Gran Tierra Energy (New York Stock Exchange: GTE) is a cheap value oil and gas company based mostly in Colombia. In fact, the stock is pretty cheap, priced at 2x free cash flow.
But the main problem is that Colombia’s new president does not seem inclined to entertain a new exploration of the country. And therein lies the problem with GTE. Its proven reserves plus its 11-year probable reserves.
This means that for up-and-coming oil fanatics, the GTE is cheap stock with hair.
To sum up my position, I simply cannot stop myself from being attracted to cheap oil stocks. Even those with unclear paths to shareholder returns.
what is happening now?
Oil market fluctuations. Consider this, down 5%. Then he arrives. And now positive. What I described here is the 24 hour oil market. With this much volatility, how can anyone plan for future production?
When Oil was at +95 WTI just a few months ago, everyone was bullish. The board members, the CEOs, the investors and myself, we were all very optimistic that we would see oil and gas companies enjoying their day in the sun.
It’s clear that investors have become saturated with paying high multiples to technology companies where the bulk of their expenses are equity-based compensation. And then, you’re told, those options aren’t a drag on profitability.
On the other hand, investors can be given the option to invest in Gran Tierra Energy. A company with mostly oil holdings in Colombia. And obviously, for investors, that presents an important major risk, the fact that Colombia has just elected its first-ever left-wing party.
Another consideration that might be worth discussing is that the GTE only has 8 years of 1P reserve. Well, maybe less than a year because this table is 1 year old.
As you can see above, GTE’s proven and probable reserves are around 12 years. Not a big deal. But at some point in the next two or three years, GTE will have to work on expanding its 1P reserves.
When asked on the call about GTE stock, GTE CEO Gary Guidry said,
Chairman, Petro said clearly there are no new exploration contracts.
[…] We’ve also had a couple of years here where we’ve refocused our exploration efforts. We went through the process of organizing. So we have a land inventory — on land that we currently have to dig for the next couple of years.
President Petro didn’t say anything about the current territory, and we found the regulators and governments — business as usual cooperating in what we’re doing.
How does a company with a hand full of years of proven inventory figure out how to get around this problem? Or maybe there are other options available? Could the GTE simply move more in Ecuador?
Financial position discussed, buy back 2.9%
What the table above shows is that GTE has no debt due in 2023 or 2024. This means that its next batch of debt will be reduced at the beginning of 2025.
So in all, including the recent debt buybacks, GTE’s net debt comes to nearly $460 million.
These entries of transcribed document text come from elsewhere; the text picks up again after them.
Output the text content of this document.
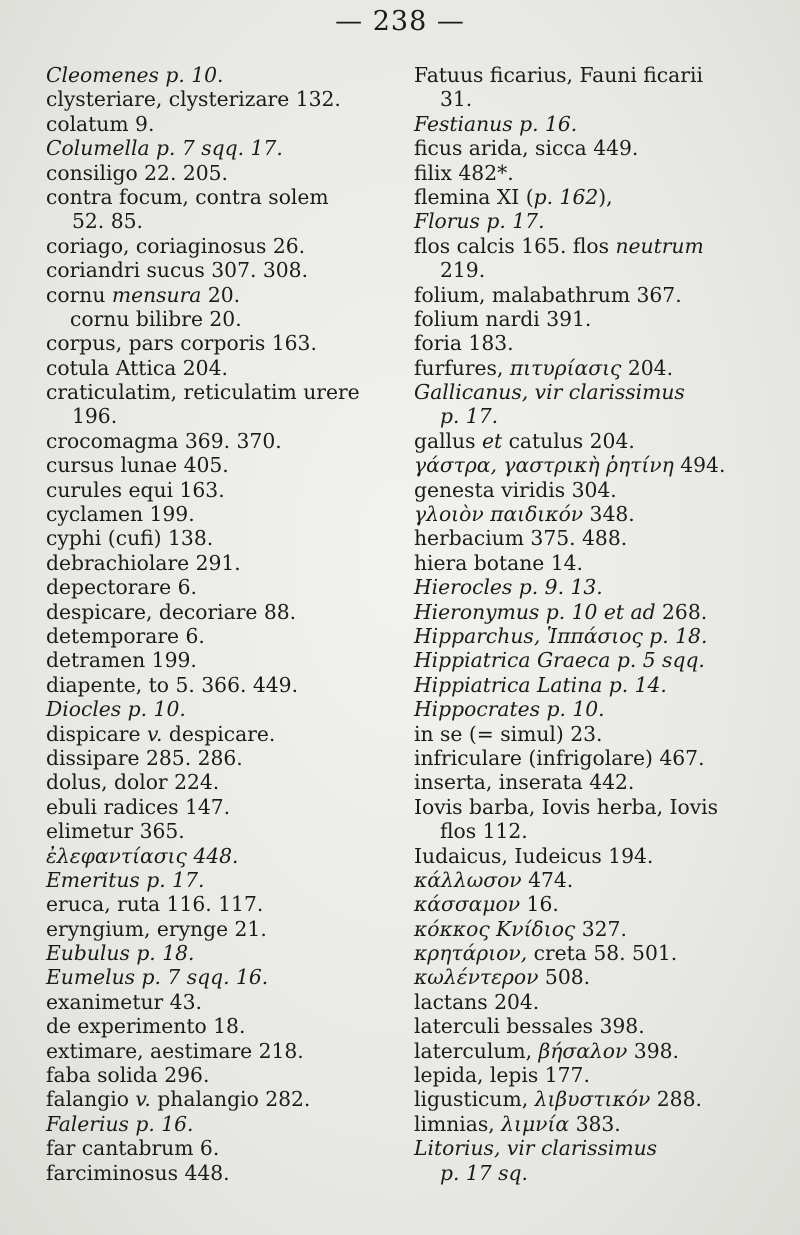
— 238 —
Cleomenes p. 10.
clysteriare, clysterizare 132.
colatum 9.
Columella p. 7 sqq. 17.
consiligo 22. 205.
contra focum, contra solem
52. 85.
coriago, coriaginosus 26.
coriandri sucus 307. 308.
cornu mensura 20.
cornu bilibre 20.
corpus, pars corporis 163.
cotula Attica 204.
craticulatim, reticulatim urere
196.
crocomagma 369. 370.
cursus lunae 405.
curules equi 163.
cyclamen 199.
cyphi (cufi) 138.
debrachiolare 291.
depectorare 6.
despicare, decoriare 88.
detemporare 6.
detramen 199.
diapente, to 5. 366. 449.
Diocles p. 10.
dispicare v. despicare.
dissipare 285. 286.
dolus, dolor 224.
ebuli radices 147.
elimetur 365.
ἐλεφαντίασις 448.
Emeritus p. 17.
eruca, ruta 116. 117.
eryngium, erynge 21.
Eubulus p. 18.
Eumelus p. 7 sqq. 16.
exanimetur 43.
de experimento 18.
extimare, aestimare 218.
faba solida 296.
falangio v. phalangio 282.
Falerius p. 16.
far cantabrum 6.
farciminosus 448.
Fatuus ficarius, Fauni ficarii
31.
Festianus p. 16.
ficus arida, sicca 449.
filix 482*.
flemina XI (p. 162),
Florus p. 17.
flos calcis 165. flos neutrum
219.
folium, malabathrum 367.
folium nardi 391.
foria 183.
furfures, πιτυρίασις 204.
Gallicanus, vir clarissimus
p. 17.
gallus et catulus 204.
γάστρα, γαστρικὴ ῥητίνη 494.
genesta viridis 304.
γλοιὸν παιδικόν 348.
herbacium 375. 488.
hiera botane 14.
Hierocles p. 9. 13.
Hieronymus p. 10 et ad 268.
Hipparchus, Ἱππάσιος p. 18.
Hippiatrica Graeca p. 5 sqq.
Hippiatrica Latina p. 14.
Hippocrates p. 10.
in se (= simul) 23.
infriculare (infrigolare) 467.
inserta, inserata 442.
Iovis barba, Iovis herba, Iovis
flos 112.
Iudaicus, Iudeicus 194.
κάλλωσον 474.
κάσσαμον 16.
κόκκος Κνίδιος 327.
κρητάριον, creta 58. 501.
κωλέντερον 508.
lactans 204.
laterculi bessales 398.
laterculum, βήσαλον 398.
lepida, lepis 177.
ligusticum, λιβυστικόν 288.
limnias, λιμνία 383.
Litorius, vir clarissimus
p. 17 sq.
Simply put, even though GTE repurchased over 10 million in the quarter, and reduced its total share count by 2.9%, I have to wonder if this is the best use of capital at this point.
GTE stock value – approximately 2x free cash flow
As the chart above shows, GTE expects to bring in approximately $190 in free cash flow this year. That would put the stock at about twice its free cash flow for the year.
But as you’ve already indicated, given GTE’s debt profile, that means it’ll need to keep oil prices in good shape for a few more years, so GTE could dump some of its 2025 bonds.
GTE has two problems. The first is that it operates in a country that is not well prepared for new exploration projects.
The second problem is that GTE still carries a fair amount of debt. This second consideration isn’t a deal breaker. In fact, I think the stock is incredibly cheap with 2x free cash flow.
What that means is that GTE is going to have to work to reduce that debt even more, before returning that significant capital to shareholders.